Invariance, quasi-invariance and unimodularity for random graphs

TL;DR

This paper connects unimodularity in random graphs to measured equivalence relations, showing that unimodular measures are a special case of quasi-invariant measures characterized by a modular cocycle.

Contribution

It introduces a new framework linking unimodularity to quasi-invariance and modular cocycles within the theory of measured equivalence relations.

Findings

Unimodular measures correspond to quasi-invariant measures with a specific Radon-Nikodym cocycle.

The modular cocycle provides a natural way to characterize unimodularity.

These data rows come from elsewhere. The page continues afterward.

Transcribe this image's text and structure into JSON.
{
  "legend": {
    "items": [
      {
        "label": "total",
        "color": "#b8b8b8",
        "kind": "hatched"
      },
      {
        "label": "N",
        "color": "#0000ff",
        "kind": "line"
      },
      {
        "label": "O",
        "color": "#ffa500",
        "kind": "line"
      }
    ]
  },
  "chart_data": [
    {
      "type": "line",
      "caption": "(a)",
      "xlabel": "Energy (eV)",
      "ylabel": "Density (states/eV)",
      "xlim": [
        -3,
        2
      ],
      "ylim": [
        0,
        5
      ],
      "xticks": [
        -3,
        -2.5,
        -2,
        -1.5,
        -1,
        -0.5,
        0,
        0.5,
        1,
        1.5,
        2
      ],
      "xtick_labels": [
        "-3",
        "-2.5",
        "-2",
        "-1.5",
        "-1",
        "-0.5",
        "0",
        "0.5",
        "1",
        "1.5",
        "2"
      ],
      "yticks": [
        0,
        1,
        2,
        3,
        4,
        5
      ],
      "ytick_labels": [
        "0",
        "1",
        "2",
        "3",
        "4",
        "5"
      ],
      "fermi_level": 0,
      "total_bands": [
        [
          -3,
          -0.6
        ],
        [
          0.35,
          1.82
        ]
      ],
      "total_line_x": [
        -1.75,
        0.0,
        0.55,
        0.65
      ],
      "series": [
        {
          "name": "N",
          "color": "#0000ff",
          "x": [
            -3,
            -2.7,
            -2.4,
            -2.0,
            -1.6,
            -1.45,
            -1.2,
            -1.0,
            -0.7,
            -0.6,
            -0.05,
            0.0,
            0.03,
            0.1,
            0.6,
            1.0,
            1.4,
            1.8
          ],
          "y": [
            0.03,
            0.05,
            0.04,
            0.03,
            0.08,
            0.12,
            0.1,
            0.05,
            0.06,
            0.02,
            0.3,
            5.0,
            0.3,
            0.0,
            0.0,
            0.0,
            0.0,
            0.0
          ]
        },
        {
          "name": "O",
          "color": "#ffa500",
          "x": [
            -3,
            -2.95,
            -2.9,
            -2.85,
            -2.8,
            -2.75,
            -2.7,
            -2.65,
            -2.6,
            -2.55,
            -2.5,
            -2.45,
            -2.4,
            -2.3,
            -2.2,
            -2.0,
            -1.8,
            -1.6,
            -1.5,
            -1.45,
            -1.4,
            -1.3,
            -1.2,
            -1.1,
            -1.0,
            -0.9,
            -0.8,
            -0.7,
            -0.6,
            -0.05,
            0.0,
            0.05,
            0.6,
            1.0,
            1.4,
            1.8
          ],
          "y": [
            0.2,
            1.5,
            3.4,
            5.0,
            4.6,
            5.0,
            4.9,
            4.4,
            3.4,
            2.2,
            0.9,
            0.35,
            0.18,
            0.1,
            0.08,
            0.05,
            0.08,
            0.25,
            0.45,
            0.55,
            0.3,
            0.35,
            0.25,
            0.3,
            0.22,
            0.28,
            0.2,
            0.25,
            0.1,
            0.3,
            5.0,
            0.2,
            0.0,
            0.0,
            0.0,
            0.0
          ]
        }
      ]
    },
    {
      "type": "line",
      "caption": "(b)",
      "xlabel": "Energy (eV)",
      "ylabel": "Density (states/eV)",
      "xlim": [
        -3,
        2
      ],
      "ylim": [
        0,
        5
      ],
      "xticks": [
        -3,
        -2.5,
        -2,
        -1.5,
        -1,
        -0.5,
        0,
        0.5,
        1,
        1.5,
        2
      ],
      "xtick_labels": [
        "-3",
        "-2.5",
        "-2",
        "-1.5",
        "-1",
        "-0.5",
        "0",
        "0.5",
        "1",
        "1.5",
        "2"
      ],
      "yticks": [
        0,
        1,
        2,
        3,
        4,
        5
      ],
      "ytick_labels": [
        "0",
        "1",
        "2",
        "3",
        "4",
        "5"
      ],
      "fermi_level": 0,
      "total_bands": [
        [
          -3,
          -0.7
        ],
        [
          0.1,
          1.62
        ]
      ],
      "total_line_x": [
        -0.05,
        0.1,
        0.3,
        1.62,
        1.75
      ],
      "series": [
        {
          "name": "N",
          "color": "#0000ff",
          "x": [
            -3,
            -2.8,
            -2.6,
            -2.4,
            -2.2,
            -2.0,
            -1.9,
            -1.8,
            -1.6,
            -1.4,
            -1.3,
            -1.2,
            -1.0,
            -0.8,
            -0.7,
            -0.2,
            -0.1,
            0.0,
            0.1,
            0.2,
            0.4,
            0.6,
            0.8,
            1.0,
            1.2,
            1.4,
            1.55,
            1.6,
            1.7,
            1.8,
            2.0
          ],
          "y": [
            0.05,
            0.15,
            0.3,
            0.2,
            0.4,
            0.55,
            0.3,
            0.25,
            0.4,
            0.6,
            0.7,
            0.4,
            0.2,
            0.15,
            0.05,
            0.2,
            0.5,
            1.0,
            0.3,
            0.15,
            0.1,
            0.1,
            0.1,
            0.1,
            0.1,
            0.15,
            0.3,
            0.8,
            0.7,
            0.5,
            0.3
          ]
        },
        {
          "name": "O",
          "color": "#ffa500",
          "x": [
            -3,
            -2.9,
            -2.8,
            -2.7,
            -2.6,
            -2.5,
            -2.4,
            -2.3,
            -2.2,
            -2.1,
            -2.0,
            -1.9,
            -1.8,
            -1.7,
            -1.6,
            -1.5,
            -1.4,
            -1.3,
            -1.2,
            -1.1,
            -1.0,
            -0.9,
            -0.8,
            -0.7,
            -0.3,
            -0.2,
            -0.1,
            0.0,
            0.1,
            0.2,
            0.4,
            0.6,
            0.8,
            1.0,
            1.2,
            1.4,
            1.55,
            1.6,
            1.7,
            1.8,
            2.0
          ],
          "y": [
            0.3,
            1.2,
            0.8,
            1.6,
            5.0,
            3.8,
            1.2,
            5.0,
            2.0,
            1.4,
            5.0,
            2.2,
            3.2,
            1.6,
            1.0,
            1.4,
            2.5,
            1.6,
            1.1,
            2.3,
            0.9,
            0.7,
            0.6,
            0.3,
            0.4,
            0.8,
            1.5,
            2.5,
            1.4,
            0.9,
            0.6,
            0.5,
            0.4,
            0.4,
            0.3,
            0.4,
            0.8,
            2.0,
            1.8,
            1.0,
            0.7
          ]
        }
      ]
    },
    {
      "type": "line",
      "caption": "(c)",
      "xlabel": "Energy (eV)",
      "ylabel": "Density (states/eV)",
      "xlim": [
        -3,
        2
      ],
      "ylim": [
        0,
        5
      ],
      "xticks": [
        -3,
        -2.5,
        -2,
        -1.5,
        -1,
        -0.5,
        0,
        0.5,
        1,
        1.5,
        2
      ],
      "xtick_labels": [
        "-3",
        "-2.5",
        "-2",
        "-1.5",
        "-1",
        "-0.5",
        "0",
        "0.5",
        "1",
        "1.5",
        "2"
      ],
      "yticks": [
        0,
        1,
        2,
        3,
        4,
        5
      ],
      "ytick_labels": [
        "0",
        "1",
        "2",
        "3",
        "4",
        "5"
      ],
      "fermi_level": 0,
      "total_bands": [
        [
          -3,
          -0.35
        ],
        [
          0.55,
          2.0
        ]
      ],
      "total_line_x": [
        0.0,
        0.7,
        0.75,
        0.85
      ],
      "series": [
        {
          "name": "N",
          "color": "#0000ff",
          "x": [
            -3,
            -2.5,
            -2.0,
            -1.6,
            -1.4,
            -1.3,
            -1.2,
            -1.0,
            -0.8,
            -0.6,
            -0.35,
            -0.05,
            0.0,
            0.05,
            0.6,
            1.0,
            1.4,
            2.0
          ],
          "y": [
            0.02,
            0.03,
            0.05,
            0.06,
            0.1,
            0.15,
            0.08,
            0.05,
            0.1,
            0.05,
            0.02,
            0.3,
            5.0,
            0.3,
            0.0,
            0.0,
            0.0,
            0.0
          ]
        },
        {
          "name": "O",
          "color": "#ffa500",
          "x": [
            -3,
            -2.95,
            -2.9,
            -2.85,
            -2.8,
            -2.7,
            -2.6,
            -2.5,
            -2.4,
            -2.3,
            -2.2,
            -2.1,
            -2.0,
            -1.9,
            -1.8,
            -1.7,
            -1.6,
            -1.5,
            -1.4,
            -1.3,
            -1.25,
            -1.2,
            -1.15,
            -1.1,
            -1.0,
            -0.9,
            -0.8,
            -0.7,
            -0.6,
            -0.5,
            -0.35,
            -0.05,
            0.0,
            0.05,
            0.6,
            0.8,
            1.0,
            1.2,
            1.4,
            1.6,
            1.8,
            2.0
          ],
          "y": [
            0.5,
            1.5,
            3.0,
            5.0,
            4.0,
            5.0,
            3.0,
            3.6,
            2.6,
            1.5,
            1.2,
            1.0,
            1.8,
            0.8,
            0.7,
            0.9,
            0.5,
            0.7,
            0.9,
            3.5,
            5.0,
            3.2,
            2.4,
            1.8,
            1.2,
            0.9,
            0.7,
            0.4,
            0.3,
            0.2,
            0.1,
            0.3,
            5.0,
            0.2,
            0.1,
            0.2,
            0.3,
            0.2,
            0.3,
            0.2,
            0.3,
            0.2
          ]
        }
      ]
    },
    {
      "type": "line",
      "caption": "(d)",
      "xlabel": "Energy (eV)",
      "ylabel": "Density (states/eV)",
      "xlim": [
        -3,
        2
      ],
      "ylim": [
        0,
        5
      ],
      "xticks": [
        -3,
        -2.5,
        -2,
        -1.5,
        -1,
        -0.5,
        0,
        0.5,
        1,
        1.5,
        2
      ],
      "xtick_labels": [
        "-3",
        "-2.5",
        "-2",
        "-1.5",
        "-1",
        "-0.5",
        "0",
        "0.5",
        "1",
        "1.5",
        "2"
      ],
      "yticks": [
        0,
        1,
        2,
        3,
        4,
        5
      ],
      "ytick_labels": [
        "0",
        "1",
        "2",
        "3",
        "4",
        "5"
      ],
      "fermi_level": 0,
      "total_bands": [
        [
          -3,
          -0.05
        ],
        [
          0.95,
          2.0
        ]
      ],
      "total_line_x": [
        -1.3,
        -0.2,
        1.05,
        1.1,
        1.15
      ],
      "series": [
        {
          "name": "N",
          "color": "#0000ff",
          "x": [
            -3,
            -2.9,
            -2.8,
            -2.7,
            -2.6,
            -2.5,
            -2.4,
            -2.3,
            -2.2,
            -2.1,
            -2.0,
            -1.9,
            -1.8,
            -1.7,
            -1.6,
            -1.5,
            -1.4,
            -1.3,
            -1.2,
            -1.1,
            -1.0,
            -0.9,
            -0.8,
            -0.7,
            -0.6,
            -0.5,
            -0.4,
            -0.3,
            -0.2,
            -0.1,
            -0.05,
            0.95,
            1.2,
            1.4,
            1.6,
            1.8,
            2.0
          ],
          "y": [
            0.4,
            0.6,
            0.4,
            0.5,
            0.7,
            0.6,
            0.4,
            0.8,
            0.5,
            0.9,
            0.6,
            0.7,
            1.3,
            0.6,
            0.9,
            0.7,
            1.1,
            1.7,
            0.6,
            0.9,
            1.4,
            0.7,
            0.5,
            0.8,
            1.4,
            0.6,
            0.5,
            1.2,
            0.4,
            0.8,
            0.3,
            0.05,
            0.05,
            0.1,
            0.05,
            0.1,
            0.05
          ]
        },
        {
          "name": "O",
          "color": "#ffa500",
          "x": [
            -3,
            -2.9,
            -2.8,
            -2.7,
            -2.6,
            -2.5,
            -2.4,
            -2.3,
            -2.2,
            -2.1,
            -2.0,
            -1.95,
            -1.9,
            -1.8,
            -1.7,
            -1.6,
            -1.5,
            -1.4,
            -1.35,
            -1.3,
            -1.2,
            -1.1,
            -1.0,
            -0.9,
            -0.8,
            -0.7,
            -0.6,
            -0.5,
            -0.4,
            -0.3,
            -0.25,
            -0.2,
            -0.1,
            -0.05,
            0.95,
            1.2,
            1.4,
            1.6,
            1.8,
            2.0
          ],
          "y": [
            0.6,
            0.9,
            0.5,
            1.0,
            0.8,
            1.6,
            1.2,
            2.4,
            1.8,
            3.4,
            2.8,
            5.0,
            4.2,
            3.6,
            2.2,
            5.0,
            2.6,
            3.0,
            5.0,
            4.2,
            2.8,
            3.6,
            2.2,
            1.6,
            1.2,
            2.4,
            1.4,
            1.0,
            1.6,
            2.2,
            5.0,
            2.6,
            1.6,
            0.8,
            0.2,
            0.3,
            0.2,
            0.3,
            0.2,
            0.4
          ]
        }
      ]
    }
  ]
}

Embedding unimodularity into the dynamical scheme of Radon-Nikodym cocycles.

Abstract

We interpret the probabilistic notion of unimodularity for measures on the space of rooted locally finite connected graphs in terms of the theory of measured equivalence relations. It turns out that the right framework for this consists in considering quasi-invariant (rather than just invariant) measures with respect to the root moving equivalence relation. We define a natural modular cocycle of this equivalence relation, and show that unimodular measures are precisely those quasi-invariant measures whose Radon--Nikodym cocycle coincides with the modular cocycle. This embeds the notion of unimodularity into the very general dynamical scheme of constructing and studying measures with a prescribed Radon--Nikodym cocycle.